17 September, 2010

Ich bin...ein New Yorker?

I spent much of the last year trying to resist New York's charms. The City (as those of us who are unlucky enough to live tantalizingly close to New York, but not close enough to visit regularly, are doomed to call it) intrigues, fascinates, seduces, despite one's most valid and persistent reasons to hate it.

My decision to move to The City was made on such a whim that it took me a long time to realize that it takes a certain type to sign up to live in Manhattan. 90% of the Midwestern friends and family members who came to visit me in New York (and they were numerous) took one good look at the city and said, "It's nice to visit, but I could never live here." And so they don't try to. In my humble opinion, an attempt to live in New York can lead to one of only two outcomes: either you hate it so much that you leave soon after your arrival, or you're hooked. You may not know you're hooked, you may not really want to be hooked - but once New York has gotten under your skin, there is absolutely nothing you can do to change it.

For the last month, I feel like I have done very little besides pine for New York. Believe me, this mindset came as much to my surprise as it did to my housemates' annoyance - there are, after all, few things more insufferable than a sulky New Yorker.

...wait...did I just call myself a New Yorker? In many ways, I'm decidedly not - living in Manhattan for one year hardly qualifies as an ontological identity shift. Native New Yorkers would certainly never mistake me for one of their own. Besides, I'm a proud Sconnie, and will be til the day I die! But somehow, without my being aware of it, I made it to the point where my non-New Yorker friends tell me I've become a New Yorker. And that's more than a little disconcerting.

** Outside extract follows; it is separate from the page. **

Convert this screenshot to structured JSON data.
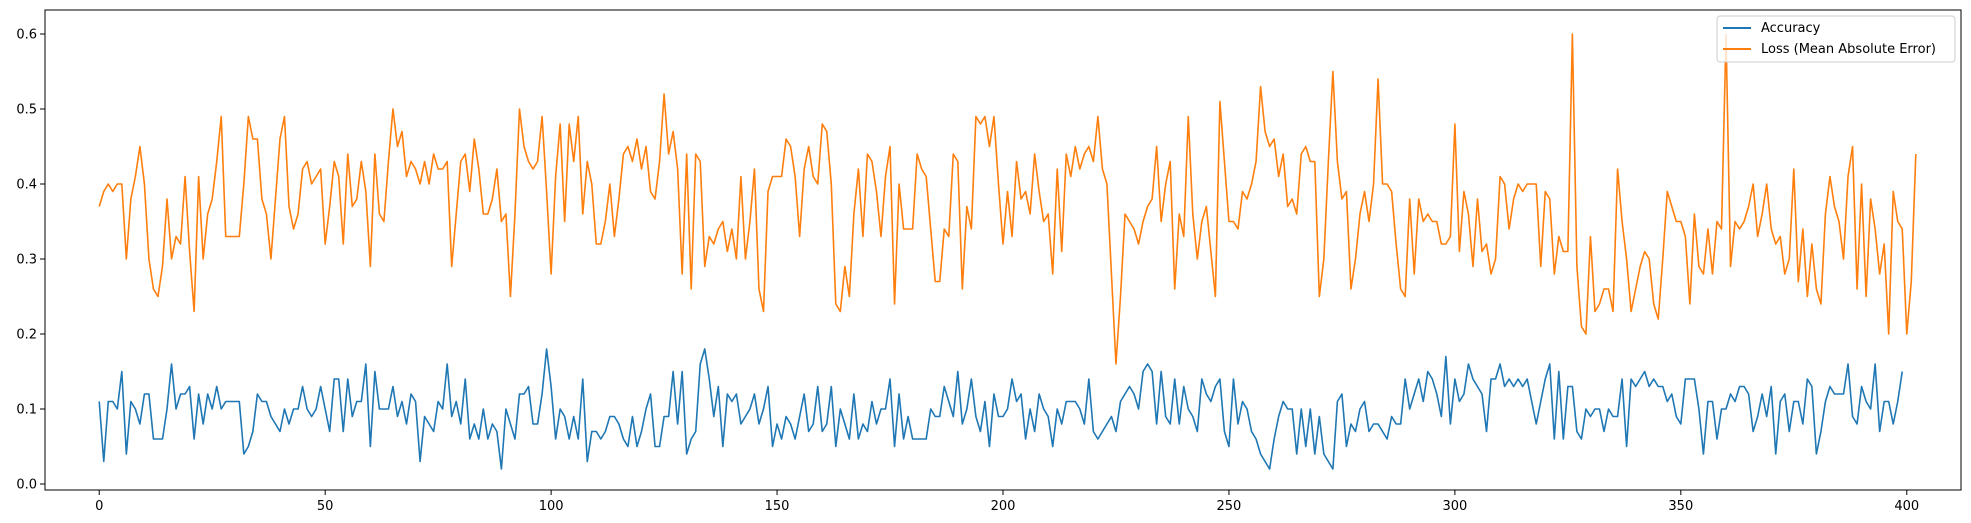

I think it took leaving the city to make me realize how badly I want to go back. The good news is that, after I finish this internship in New Haven, I can! And I probably will. If for no other reason that I'm nowhere close to done analyzing the microsociological dynamics of the subway system (you don't think I'm serious? I miss the subway so much that a compassionate New Yorker friend of mine took pity on me and mailed me a subway map to sustain me through this year-long public transportation fast.). I'm glad I'm here for the year. I'm glad I have this opportunity to experience a different kind of East Coast life (and I promise to blog about it one of these days - it's definitely not boring!). But I don't want to be a New Havenite. I don't want to be a Nutmegger. To my very great surprise, I want to be a New Yorker. At least enough to try living there again for another few years. By that time I should have the interpersonal subway dynamics figured out, right?